We are back with the latest edition of the Xeneta and Marine Benchmark Carbon Emission Index (CEI), focusing on North Europe to the US East Coast trade.
The CEI on this trade during Q3 provides an intriguing insight – not only in terms of carriers’ carbon emissions performance, but also the impact of attempts to manage over-capacity of supply on a global scale.
Q3'23 CEI Carrier Ranking
North Europe to US East Coast
Let’s take a step back and consider the factors that are impacting the CEI on this trade. Firstly, we know carriers have been slow-steaming throughout 2023 to absorb capacity. The average speed between North Europe and US East Coast fell to 14.9 knots – the first time it has fallen below 15 knots since CEI records began in Q1 2018.
Continued slow-steaming will not come as surprise to observers of the ocean freight shipping industry, and it has contributed to the CEI for North Europe to US East Coast falling from 90.3 in Q2 this year to 83.2 in Q3.
Filling factor plummets
However, the most intriguing part of this CEI story lies in the filling factor of vessels on this trade rather than the slow-steaming.
In fact, filling factor has nose-dived on this trade to 69.1% in Q3 – a drop of almost 20 percentage points compared to Q3 2022.
For context, the average filling factor on this trade has not climbed above 71% in any of the three quarters in 2023. During 2022, the filling factor never fell below 79.7%.
An explanation for the declining filling factor can be found in the changing profile of vessels carriers are deploying on this trade.
Put simply, the North Europe to US East Coast trade is paying the price for carriers protecting profitability on other trades such as the Far East to US West Coast.
Carriers have seemingly chosen North Europe to US East Coast as a parking lot for ships they have removed from other major trades in an attempt to reduce supply and increase rates.
These ships have not been deployed on the North Europe to US East Coast trade to meet demand, quite the opposite.
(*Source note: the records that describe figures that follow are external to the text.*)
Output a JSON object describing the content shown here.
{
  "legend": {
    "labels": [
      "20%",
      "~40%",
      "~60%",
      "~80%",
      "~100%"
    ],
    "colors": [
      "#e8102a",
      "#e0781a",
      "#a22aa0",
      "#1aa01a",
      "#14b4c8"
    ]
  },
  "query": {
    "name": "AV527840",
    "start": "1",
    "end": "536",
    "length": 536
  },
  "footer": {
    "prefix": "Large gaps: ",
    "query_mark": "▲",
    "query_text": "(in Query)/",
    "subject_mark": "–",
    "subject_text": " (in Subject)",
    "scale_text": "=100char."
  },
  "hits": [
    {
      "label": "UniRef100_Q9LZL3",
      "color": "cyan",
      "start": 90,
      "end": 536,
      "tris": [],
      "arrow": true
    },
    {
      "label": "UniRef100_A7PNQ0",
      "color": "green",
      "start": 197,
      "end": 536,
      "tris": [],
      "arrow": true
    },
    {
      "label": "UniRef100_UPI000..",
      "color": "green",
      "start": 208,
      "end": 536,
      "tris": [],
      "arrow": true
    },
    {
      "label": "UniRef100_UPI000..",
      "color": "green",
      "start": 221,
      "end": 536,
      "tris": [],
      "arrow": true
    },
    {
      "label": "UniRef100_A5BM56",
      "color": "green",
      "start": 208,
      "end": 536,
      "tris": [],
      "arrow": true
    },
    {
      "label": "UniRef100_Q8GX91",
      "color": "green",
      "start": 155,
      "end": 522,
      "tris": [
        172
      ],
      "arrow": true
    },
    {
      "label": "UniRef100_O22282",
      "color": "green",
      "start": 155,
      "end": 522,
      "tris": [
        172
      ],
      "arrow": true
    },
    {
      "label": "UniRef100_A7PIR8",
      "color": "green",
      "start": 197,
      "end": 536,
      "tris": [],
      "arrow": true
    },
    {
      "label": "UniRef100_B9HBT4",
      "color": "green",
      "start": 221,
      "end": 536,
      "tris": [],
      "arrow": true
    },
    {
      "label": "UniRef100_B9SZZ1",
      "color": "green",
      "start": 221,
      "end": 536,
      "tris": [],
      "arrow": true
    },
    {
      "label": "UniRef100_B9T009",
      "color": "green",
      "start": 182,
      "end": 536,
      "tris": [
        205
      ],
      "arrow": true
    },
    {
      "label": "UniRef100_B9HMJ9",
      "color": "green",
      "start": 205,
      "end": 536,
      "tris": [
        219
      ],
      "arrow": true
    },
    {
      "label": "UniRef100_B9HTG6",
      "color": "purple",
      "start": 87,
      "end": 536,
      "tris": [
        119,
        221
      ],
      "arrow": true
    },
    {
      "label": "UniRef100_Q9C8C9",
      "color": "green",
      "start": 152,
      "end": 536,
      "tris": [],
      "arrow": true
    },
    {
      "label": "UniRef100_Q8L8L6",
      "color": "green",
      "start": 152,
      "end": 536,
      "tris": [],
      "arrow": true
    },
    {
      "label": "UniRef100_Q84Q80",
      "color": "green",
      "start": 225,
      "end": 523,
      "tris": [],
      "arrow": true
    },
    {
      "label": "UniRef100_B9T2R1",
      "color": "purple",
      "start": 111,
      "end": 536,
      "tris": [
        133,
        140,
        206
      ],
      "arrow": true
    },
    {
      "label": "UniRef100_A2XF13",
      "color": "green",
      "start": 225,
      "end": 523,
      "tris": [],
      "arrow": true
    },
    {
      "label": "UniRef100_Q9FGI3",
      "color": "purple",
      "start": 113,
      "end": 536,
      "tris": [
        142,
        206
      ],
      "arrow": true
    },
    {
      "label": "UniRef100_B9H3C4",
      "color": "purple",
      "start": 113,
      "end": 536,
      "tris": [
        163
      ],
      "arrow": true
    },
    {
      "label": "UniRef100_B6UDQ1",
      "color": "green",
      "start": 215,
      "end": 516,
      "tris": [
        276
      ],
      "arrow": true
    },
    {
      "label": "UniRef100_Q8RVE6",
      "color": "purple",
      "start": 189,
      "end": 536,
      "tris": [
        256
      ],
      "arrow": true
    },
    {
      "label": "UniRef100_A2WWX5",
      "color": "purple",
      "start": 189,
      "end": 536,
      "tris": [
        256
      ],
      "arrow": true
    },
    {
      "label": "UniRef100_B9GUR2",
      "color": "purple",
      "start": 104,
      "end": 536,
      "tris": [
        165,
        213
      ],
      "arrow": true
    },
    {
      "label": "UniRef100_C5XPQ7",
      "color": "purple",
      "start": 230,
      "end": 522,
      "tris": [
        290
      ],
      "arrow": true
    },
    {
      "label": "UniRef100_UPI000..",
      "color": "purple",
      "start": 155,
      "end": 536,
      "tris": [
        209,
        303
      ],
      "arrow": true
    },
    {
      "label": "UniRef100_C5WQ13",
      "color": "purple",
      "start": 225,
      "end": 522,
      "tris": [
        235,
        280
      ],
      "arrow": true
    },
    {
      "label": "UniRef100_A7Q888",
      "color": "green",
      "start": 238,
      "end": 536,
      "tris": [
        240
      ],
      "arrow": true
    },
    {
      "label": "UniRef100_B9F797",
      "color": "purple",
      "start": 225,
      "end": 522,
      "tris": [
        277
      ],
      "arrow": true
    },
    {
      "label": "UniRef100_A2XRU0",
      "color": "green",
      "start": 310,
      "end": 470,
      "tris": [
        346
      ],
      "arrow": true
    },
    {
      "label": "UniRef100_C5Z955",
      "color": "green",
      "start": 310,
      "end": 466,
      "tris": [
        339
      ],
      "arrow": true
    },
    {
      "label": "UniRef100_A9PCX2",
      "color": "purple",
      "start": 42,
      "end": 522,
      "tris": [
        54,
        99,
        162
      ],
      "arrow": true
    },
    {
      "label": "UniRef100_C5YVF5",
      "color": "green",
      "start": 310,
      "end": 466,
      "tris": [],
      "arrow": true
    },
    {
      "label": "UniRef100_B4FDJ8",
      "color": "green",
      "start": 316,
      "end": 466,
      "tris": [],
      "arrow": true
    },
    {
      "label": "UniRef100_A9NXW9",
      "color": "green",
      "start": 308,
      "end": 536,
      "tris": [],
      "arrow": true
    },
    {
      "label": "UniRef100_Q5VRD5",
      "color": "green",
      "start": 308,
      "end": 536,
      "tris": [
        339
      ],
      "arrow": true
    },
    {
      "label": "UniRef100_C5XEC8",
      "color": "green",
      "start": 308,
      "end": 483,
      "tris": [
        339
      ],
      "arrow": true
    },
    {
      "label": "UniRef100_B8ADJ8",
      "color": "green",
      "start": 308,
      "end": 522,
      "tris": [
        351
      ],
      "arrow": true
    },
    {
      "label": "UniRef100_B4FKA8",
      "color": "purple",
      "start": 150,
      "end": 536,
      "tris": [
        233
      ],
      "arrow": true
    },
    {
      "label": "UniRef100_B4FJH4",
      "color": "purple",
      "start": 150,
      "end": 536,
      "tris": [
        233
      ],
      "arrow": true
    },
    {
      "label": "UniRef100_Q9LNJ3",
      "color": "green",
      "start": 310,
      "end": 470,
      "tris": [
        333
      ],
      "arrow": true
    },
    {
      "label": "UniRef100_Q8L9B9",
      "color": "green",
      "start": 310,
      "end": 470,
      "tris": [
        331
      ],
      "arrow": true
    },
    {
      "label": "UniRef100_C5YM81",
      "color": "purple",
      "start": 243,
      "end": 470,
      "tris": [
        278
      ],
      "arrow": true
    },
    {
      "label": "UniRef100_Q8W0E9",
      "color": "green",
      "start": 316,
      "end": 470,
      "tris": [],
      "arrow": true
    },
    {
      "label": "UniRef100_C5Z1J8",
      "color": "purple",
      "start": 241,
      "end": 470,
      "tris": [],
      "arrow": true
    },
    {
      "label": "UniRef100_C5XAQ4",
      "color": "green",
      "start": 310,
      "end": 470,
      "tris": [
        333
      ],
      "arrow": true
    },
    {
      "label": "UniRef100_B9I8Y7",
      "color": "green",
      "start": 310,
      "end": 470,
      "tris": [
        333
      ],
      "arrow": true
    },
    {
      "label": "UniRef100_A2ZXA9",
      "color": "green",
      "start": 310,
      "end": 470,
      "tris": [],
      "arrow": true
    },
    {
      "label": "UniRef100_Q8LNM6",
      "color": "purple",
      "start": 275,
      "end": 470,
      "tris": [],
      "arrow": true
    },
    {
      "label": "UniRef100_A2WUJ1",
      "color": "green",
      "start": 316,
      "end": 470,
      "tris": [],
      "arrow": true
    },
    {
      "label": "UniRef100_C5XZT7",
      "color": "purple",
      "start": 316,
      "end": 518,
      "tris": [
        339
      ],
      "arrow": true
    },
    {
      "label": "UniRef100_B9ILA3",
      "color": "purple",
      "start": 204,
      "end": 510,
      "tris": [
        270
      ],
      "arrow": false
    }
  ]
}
The demand is not there, so it is inevitable that the filling factor will suffer dramatically.
Freight rates hit record low
Not only has the filling factor plummeted on this trade, but freight rates have fallen to the lowest level ever recorded by Xeneta. In early November, the average spot rate between North Europe and the US East Coast stood at just USD 1 300 per FEU.
The question now is how long carriers will continue to sacrifice profitability on this trade. And when the time comes that carriers decide enough is enough, what impact will that have on the CEI rating, particularly at a time when IMO and ETS EU carbon emissions regulations are ramping up?
Evergreen tops the CEI ranking
In Q3 2023 the most carbon-efficient carrier on the North Europe to US East Coast trade is Evergreen.
With a score of 57.3, Evergreen beat the CEI average for this trade by 26 index points.
As we have highlighted in this latest CEI report, it is important to consider the fleet each carrier deploys on each trade. Evergreen’s fleet has decreased quarter-on-quarter in Q3 by 6.5%, lowering the average ship size on this trade to 12 772 TEU.
However, the decrease in Q3 should be viewed in the context of a big increase in the average size of ship deployed earlier this year. Compared to a year ago Evergreen’s ships on this trade are 34.9% higher.
Despite a decrease in ship size in Q3, Evergreen still has one of the largest fleets on this trade and is only surpassed by COSCO in this respect. The average size of vessels across all carriers on this trade is 5 400 TEU.
Younger fleet and slower-steaming key to CEI ranking
To understand how Evergreen has been able to top the CEI while also having a larger than average ship size we must look at the age of its fleet and sailing speed.
The ships Evergreen deploy may be bigger, but they are also younger. In Q3. Evergreen’s fleet averaged 4.4 years – considerably lower than the average across all carriers on this trade of 13.7 years. This is one of the highest average fleet ages across Xeneta’s top 13 trades globally.
Even the carriers in second and third place in the CEI - COSCO and CMA CGM - both deploy ships with an average age of over 10 years.
Another key factor in Evergreen taking first place in the CEI is its low sailing speed.
During Q3, Evergreen’s average sailing speed was 14.4 knots, with only MSC ships registering a slower speed. In comparison, Hapag-Lloyd’s fleet had the highest average speed on this trade, clocking 15.4 knots.
We can see that managing capacity – and profitability – is a delicate balance for carriers and their approach has a big impact on their carbon emissions performance.
This balance is only going to get more difficult, so Xeneta CEI will provide a valuable insight on carriers’ carbon emissions performance.